Categories of Channel Codes
Block Codes: Encode k bits into n-bit codewords independently
- Hamming codes: Simple, correct 1 error (dmin = 3)
- BCH codes: Flexible multi-error correction
- Reed-Solomon: Corrects burst errors at symbol level
- LDPC: Near-capacity performance with iterative decoding
Convolutional Codes: Encode data as continuous stream with memory
- Viterbi decoding: Maximum-likelihood sequence detection
- Typical: rate 1/2, constraint length 7
- Coding gain: ~5 dB with soft-decision Viterbi
Concatenated/Iterated Codes: Combine codes for maximum performance
- Turbo codes: Two convolutional codes + interleaver + iterative decoding
- LDPC codes: Sparse parity-check matrix + belief propagation
- Polar codes: Channel polarization + successive cancellation
The Path to Shannon Capacity
| Era | Code | Gap to Capacity | Application |
|---|---|---|---|
| 1950s | Hamming (7,4) | ~10 dB | Memory |
| 1960s | BCH, RS | ~5-7 dB | Storage, space |
| 1970s | Convolutional + Viterbi | ~3-5 dB | Satellite, mobile |
| 1993 | Turbo codes | ~0.5 dB | 3G/4G cellular |
| 1990s-2000s | LDPC codes | ~0.1 dB | WiFi, DVB-S2, 5G |
| 2009 | Polar codes | ~0.3 dB | 5G control |
Soft Information and Iterative Decoding
Modern codes achieve near-capacity performance through:
Soft-decision input: Rather than hard 0/1, the demodulator provides log-likelihood ratios (LLRs) indicating confidence:
- LLR = +5 → "Very likely a 0"
- LLR = -0.3 → "Slightly likely a 1"
- Using soft information gains 2-3 dB over hard decisions
Iterative decoding: Multiple passes through the decoder, each pass refining probability estimates:
- Turbo codes: 8-10 iterations between two component decoders
- LDPC: 20-50 iterations of belief propagation
- Each iteration improves performance until convergence
Design Trade-offs
| More... | Means... | Cost |
|---|---|---|
| Redundancy (lower rate) | Better protection | Less throughput |
| Codeword length | Closer to capacity | More latency, more complexity |
| Iterations | Better decoding | More power, more delay |
| Constraint length | Better convolutional performance | Exponential decoder complexity |
Applications of Channel Coding
Channel coding appears everywhere:
- Deep space: Voyager, Mars missions (turbo/LDPC at rate 1/6)

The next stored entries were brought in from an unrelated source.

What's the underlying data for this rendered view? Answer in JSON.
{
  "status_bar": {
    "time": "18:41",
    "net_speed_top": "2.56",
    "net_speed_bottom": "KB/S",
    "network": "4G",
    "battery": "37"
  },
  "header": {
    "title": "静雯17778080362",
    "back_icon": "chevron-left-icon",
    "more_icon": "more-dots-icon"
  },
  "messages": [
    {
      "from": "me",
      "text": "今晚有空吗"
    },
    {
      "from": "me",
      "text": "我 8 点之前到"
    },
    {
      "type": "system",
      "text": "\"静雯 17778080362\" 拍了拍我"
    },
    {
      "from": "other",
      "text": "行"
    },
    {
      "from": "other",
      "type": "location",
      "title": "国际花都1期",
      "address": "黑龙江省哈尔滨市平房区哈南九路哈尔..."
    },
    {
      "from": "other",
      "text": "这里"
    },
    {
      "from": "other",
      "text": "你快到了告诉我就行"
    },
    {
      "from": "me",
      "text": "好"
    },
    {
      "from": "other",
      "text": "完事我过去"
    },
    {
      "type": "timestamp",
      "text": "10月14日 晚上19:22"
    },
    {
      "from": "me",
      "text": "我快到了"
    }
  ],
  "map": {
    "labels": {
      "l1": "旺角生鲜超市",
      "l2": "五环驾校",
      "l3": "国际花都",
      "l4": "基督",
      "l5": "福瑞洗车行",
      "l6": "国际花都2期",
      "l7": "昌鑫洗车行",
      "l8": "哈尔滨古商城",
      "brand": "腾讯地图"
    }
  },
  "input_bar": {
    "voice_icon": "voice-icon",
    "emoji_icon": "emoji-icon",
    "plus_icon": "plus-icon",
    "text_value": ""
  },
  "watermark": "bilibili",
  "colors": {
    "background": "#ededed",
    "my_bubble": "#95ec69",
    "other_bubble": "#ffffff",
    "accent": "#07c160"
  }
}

- Cellular: 5G uses LDPC for data, Polar for control
- WiFi: 802.11ax uses LDPC with rates 1/2 to 5/6
- Storage: Flash memory uses BCH/LDPC to tolerate aging cells
- Broadcasting: DVB-S2 uses LDPC + BCH concatenation
- Optical fiber: 100+ Gbps links use soft-decision FEC
Key Takeaways
- Channel coding adds structured redundancy enabling receivers to detect and correct transmission errors without retransmission.
- Shannon's theorem guarantees that reliable communication is possible at any rate below channel capacity — coding makes this practical.
- Minimum distance determines correction capability, while code rate determines the throughput cost of protection.
- Modern codes (LDPC, Turbo, Polar) operate within 0.1-0.5 dB of Shannon capacity using iterative soft-decision decoding.
- The fundamental trade-off is between protection strength (rate, distance) and resources consumed (complexity, latency, bandwidth).
- Coding gain of 6-10 dB means practical codes reduce required transmitter power by 4-10× — an enormous engineering benefit.